2000-Eagle Den Junlaphan debut
Den Junlaphan, also known as Eagle Kyowa, Eagle Den Junlaphan and Eagle Akakura, is one of the many fighters who has been born outside of Japan but made the Land of the Rising Sun their boxing home. His career began on this day in 2000, when he was 21, and actually began in his native Thailand.
His debut saw him take out Saming Porkungpaorachada in 2 rounds, in Bangkok and his first 5 bouts would actually all take place in Thailand before he moved over to Japan. In Japan Junlaphan would go 13-1, winning the WBC Minimumweight title twice and scored notable wins over Jose Antonio Aguirre, Katsunari Takayama, Rodel Mayol and Akira Yaegashi. Sadly he would lose in his return to Thailand in 2007, losing the WBC title to Oleydong Sithsamerchai in 2007 and then retire.
With a career record of 18-2 (6) Den Junlaphan hasn't got a huge record, but with a record of 7-2 in world title fights, and a number of strong wins he deserves to be remembered a very good and often over-looked fighter from the early part of this millennium.
1991-Masahiro Sakamoto AND Masayuki Ito birthdays
Amazingly both Masayuki Ito and Masahiro Sakamoto were both born on this day in 1991!
Ito, the current WBO Super Featherweight world champion, has certainly had more success than Sakamoto, who came up short in an IBF Flyweight title fight, but is a remarkable coincidence that both men were born on the same day and both have had pretty notable success in the pro-fight scene. Ito has won almost everything, from Rookie titles to world honours, whilst Sakamoto has fought for a world title and held a regional belt.
1978-Royal Kobayashi challenges Wilfredo Gomez
Japan's Royal Kobayashi isn't a name that comes up very often, and sadly he is probably best remembered for having a very short reign as the WBC Super Bantamweight champion and for losing most of his notable bouts. What needs to be remembered however is that Kobayashi went in with some huge names from his era.
Among the many fighters that Kobayashi shared the ring with was the monstrously hard hitting Wilfredo Gomez, who Kobayashi challenged on this day in 1978, as he attempted to reclaim the title that he had held for 46 days. Notably Kobayasho got off to a good start, and was leading on 2 of the 3 scorecards, after 2 rounds. Sadly however, Gomez's power proved to be the difference maker in round 3, dropping Kobayashi 3 times in quick succession to defend the title.
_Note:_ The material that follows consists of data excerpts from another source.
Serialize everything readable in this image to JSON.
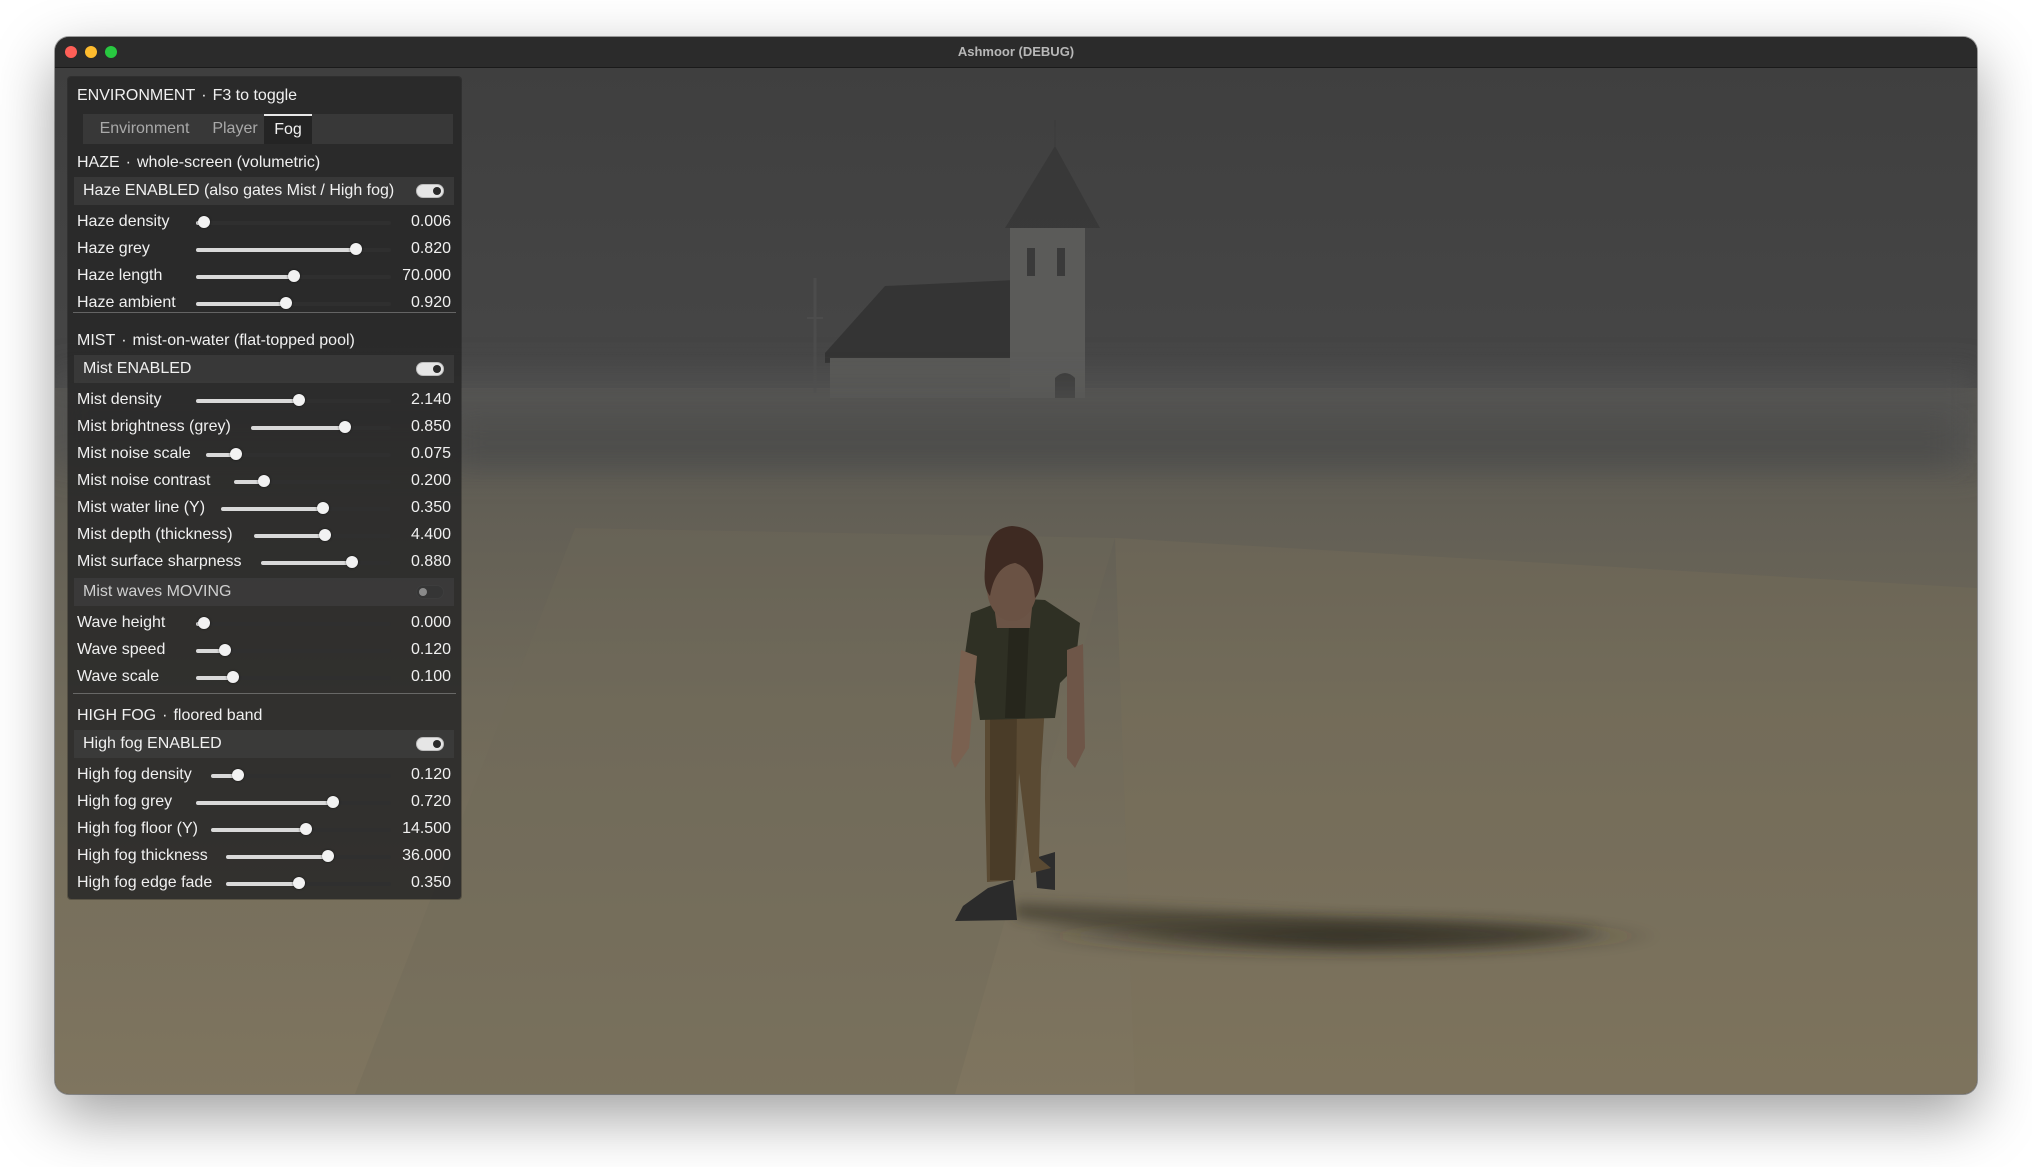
{
  "window": {
    "title": "Ashmoor (DEBUG)"
  },
  "panel": {
    "title": "ENVIRONMENT",
    "hint": "F3 to toggle",
    "tabs": [
      {
        "label": "Environment",
        "active": false
      },
      {
        "label": "Player",
        "active": false
      },
      {
        "label": "Fog",
        "active": true
      }
    ],
    "haze": {
      "header": "HAZE",
      "subtitle": "whole-screen (volumetric)",
      "toggle": {
        "label": "Haze ENABLED  (also gates Mist / High fog)",
        "on": true
      },
      "sliders": [
        {
          "label": "Haze density",
          "value": "0.006",
          "fraction": 0.04
        },
        {
          "label": "Haze grey",
          "value": "0.820",
          "fraction": 0.82
        },
        {
          "label": "Haze length",
          "value": "70.000",
          "fraction": 0.5
        },
        {
          "label": "Haze ambient",
          "value": "0.920",
          "fraction": 0.46
        }
      ]
    },
    "mist": {
      "header": "MIST",
      "subtitle": "mist-on-water (flat-topped pool)",
      "toggle": {
        "label": "Mist ENABLED",
        "on": true
      },
      "sliders": [
        {
          "label": "Mist density",
          "value": "2.140",
          "fraction": 0.53
        },
        {
          "label": "Mist brightness (grey)",
          "value": "0.850",
          "fraction": 0.67
        },
        {
          "label": "Mist noise scale",
          "value": "0.075",
          "fraction": 0.16
        },
        {
          "label": "Mist noise contrast",
          "value": "0.200",
          "fraction": 0.19
        },
        {
          "label": "Mist water line (Y)",
          "value": "0.350",
          "fraction": 0.6
        },
        {
          "label": "Mist depth (thickness)",
          "value": "4.400",
          "fraction": 0.52
        },
        {
          "label": "Mist surface sharpness",
          "value": "0.880",
          "fraction": 0.7
        }
      ],
      "waves_toggle": {
        "label": "Mist waves MOVING",
        "on": false
      },
      "wave_sliders": [
        {
          "label": "Wave height",
          "value": "0.000",
          "fraction": 0.04
        },
        {
          "label": "Wave speed",
          "value": "0.120",
          "fraction": 0.15
        },
        {
          "label": "Wave scale",
          "value": "0.100",
          "fraction": 0.19
        }
      ]
    },
    "high_fog": {
      "header": "HIGH FOG",
      "subtitle": "floored band",
      "toggle": {
        "label": "High fog ENABLED",
        "on": true
      },
      "sliders": [
        {
          "label": "High fog density",
          "value": "0.120",
          "fraction": 0.15
        },
        {
          "label": "High fog grey",
          "value": "0.720",
          "fraction": 0.7
        },
        {
          "label": "High fog floor (Y)",
          "value": "14.500",
          "fraction": 0.53
        },
        {
          "label": "High fog thickness",
          "value": "36.000",
          "fraction": 0.62
        },
        {
          "label": "High fog edge fade",
          "value": "0.350",
          "fraction": 0.44
        }
      ]
    }
  },
  "colors": {
    "sky": "#454545",
    "ground_far": "#5f5c52",
    "ground_near": "#7d735e",
    "panel_bg": "#262626",
    "slider_fill": "#d9d9d9",
    "toggle_on": "#e6e6e6",
    "close": "#fe5f57",
    "minimize": "#febc2e",
    "maximize": "#28c840"
  }
}
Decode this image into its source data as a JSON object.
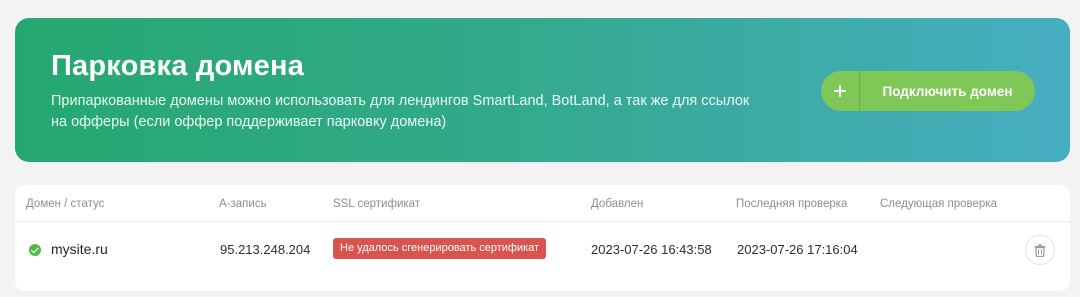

Kobayashi would recover from this loss to take the OPBF title Featherweight title, but lose in a subsequent world title bout to Eusebio Pedroza. He would fight on into the early 1980's before retiring with a record of 35-8 (27). Gomez on the other hand would go on to defend until 1983, when he moved up in weight and became the WBC Featherweight champion. Gomez's last fight came in 1989 and then he retired with an incredible record of 44-3-1 (42), a record that backs up the belief that he was one of the hardest hitting fighters of all time!
1975-Somjit Jongjohor born
It was on this day in 1975 that Thailand's Somjit Jonghohor was born. Although you find Somjit Jongjohor's name in a professional boxing record he is a very notable former Thai amateur who was a standout in the early part of this millennium.
In 2002 Sonjit won the Asian Games gold medal, and he built on that success in 2003 Somjit won the World Amateur Championship gold medal at Flyweight. Not only did he win the gold, but he did so by beating Yuriorkis Gamboa, Jerome Thomas and Rustam Rahimov on route to that gold medal. A loss to Gamboa in 2004 Olympics again showed how well the men were matched but he would bounce back to take a silver medal at the 2007 World Amateur Championships and then a gold medal at the 2008 Olympics. On route to his Olympic medal Somjit defeated the likes of Anvar Yunusov, Vincenzo Picardo and Andry Laffita.
After the 2008 Olympics Somjit retired from active boxing and joined the Thai national team as a coach.